Several theories regarding the etiology for the development of this entity have been proposed and are reviewed by Glazer and Margulis. They suggest that Baldwin ’s theory that the persistence of the left ventral bud—which normally atrophies during fetal development—leads to annular pancreas is the best explanation for this developmental anomaly.
In neonates, annular pancreas will manifest with features of duodenal obstruction. Complete duodenal obstruction typically occurs below the level of the ampula of Vater and presents as bilious vomiting that worsens with subsequent feeding.
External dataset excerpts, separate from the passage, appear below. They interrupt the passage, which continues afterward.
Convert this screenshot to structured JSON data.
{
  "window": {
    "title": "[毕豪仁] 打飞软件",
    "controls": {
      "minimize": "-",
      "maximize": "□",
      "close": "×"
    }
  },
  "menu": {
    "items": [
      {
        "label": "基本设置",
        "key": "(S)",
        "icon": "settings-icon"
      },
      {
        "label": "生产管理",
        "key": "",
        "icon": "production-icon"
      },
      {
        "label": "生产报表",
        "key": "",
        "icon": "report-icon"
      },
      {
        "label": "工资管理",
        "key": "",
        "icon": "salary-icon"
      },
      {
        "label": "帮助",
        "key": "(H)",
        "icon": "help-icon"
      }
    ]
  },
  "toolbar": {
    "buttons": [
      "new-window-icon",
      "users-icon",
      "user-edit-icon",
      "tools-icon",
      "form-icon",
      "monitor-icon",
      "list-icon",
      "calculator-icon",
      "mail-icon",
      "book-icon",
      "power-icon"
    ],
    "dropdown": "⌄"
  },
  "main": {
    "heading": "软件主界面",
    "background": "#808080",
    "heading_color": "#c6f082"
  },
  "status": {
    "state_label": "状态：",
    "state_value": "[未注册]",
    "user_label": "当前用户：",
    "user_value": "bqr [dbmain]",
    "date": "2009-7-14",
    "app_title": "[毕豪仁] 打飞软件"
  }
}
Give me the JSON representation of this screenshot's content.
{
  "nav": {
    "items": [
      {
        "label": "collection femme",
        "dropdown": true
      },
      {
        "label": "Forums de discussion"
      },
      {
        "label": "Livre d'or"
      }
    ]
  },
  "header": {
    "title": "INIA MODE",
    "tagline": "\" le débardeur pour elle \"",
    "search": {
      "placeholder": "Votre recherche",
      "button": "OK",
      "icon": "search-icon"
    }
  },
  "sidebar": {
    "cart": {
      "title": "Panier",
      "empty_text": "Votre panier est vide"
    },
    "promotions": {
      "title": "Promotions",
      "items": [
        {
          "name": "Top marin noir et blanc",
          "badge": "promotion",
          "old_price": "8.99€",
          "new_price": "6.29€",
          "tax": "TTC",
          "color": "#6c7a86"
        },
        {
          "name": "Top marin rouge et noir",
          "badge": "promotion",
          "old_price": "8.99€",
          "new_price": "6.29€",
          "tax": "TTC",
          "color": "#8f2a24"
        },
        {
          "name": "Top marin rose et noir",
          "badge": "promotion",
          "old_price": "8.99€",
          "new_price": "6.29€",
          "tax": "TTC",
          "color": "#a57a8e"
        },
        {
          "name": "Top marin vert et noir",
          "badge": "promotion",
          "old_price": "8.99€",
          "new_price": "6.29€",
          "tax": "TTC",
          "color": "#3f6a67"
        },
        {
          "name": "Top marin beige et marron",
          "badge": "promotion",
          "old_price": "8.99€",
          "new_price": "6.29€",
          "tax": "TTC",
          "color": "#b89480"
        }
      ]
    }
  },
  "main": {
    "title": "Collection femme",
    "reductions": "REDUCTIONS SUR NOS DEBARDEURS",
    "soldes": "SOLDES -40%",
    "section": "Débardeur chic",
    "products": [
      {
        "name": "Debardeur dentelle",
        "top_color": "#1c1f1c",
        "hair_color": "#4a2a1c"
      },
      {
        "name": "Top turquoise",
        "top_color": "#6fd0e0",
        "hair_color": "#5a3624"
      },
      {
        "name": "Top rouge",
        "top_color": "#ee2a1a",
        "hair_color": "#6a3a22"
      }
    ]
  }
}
The most common abdominal radiographic finding is the double bubble sign, which is composed of gaseous dilatation of the stomach and proximal duodenum, with a paucity of bowel gas distally.Surgical repair of the annular pancreas with duodenojejunostomy or duodenoduodenostomy can relieve the obstruction and is commonly successful without complication.
Abnormalities associated with annular pancreas are intestinal malrotation, imperforate anus, esophageal atresia, duodenal atresia/stenosis, downs syndrome and cardiac anomalies.
Modalities available for diagnosis of annular pancreas are USG , CT , Barium studies and MRCP.
CROSSED FUSED RENAL ECTOPIA
Crossed fused renal ectopia is the fusion of both kidneys, with at least one kidney on the side opposite its normal location. The fusion of two kidneys is believed to result from one of two events:(1) Failure of the primitive nephrogenic cell masses to separate or
(2) Fusion of the two blastemas during their abdominal ascent.
Crossed fused renal ectopia is a congenital malformation. The patient's age at diagnosis varies depending on the secondary symptoms and complications. In the absence of associated complications and symptoms, the condition may be incidentally discovered on images obtained for reasons other than the evaluation of crossed fused kidneys as was the case in this patient. Many cases of crossed fused renal ectopia remain undiagnosed.
Abdominal and/or renal ultrasonography (US) is the preferred radiologic modality for detecting the condition.